SnowflakeLedgerBackend.composite_summary() now computes the full composite inventory in one self-contained SQL statement (CTE-based event replay over the backend's own MODELS + SNAPSHOTS tables).

Previously the method delegated to a V_COMPOSITES view that the backend never creates — an undocumented deployment dependency. Deployments without that view (i.e., any stock install) hit the SDK's sequential fallback: list_models() over the full inventory plus 2+ snapshot queries and per-edge model lookups for every composite.

Semantics — exact replication of the SDK fallback

The statement replicates Ledger.composite_summary()'s fallback behavior field by field:

  • composites: MODELS rows with MODEL_TYPE IN (...) — pushed down to SQL, never filtered client-side
  • member_count: replay of Ledger.members() — baseline = depends_on snapshots with payload.relationship = 'member_of', resolved against MODELS via payload.upstream_hash (name match first, then hash, mirroring Ledger.get); overlaid by member_added / member_removed events in timestamp order, latest op wins per (composite, member). member_added events whose member resolves to no registered model are no-ops in the replay and are dropped in SQL too.
  • last_validated: MAX(timestamp) of validated snapshots on the composite
  • open_observation_count: distinct observation_id values issued and never resolved — set semantics matching Ledger.open_observation_count (events without an observation_id payload key are ignored; an id issued then resolved is closed; a resolution without a matching issue is ignored)
  • returned dict keys/types identical to the fallback: name, owner, tier, status, model_type, member_count, last_validated (datetime | None), open_observation_count, metadata

InMemoryLedgerBackend intentionally keeps no composite_summary — the SDK fallback stays the reference implementation, and the hasattr dispatch seam is now covered by an SDK test (test_dispatches_to_backend_composite_summary_when_available).

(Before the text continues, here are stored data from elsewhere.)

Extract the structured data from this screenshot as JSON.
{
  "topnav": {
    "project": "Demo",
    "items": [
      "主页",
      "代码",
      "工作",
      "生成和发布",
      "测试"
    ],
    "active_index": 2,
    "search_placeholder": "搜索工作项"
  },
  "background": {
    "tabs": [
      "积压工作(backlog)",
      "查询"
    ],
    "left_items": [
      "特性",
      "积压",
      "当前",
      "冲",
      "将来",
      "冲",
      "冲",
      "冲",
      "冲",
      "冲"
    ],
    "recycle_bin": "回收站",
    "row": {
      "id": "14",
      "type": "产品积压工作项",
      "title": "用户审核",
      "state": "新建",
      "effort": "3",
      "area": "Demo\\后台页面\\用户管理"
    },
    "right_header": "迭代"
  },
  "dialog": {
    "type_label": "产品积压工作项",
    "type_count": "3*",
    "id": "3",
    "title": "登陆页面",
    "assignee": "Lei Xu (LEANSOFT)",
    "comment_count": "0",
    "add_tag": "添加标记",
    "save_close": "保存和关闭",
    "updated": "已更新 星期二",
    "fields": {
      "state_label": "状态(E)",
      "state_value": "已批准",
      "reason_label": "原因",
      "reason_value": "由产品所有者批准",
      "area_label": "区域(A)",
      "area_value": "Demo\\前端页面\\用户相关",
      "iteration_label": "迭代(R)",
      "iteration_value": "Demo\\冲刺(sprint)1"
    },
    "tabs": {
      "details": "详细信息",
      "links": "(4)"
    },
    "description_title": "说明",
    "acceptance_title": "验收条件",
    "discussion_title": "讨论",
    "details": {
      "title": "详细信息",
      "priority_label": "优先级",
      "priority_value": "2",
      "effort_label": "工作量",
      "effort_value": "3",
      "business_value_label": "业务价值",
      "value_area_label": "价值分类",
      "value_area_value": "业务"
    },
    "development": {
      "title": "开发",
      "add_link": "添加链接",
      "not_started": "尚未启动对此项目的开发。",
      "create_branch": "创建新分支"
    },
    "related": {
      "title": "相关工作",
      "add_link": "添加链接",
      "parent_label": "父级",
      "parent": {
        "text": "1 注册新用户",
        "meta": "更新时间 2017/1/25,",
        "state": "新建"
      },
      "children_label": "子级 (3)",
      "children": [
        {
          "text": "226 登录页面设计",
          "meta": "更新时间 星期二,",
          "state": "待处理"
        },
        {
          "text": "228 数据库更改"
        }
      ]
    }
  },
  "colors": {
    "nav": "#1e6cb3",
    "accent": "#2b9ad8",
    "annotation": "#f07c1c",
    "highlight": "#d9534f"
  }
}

Parity proof (production-scale ledger: 28,848 models / 211,989 snapshots)

Run read-only against a live production deployment:

  1. Old sequential fallback vs new SQL, 41 composites: forced the genuine fallback path (backend proxy hiding composite_summary) and diffed every field of every row against the new statement's output → 0 mismatching rows (41/41).
  2. In-memory replay oracle vs new SQL, full type filter (2,334 rows): bulk-loaded all models + relevant snapshots into InMemoryLedgerBackend and ran the actual SDK fallback code locally, then diffed against the new SQL → 0 mismatching rows (2,334/2,334).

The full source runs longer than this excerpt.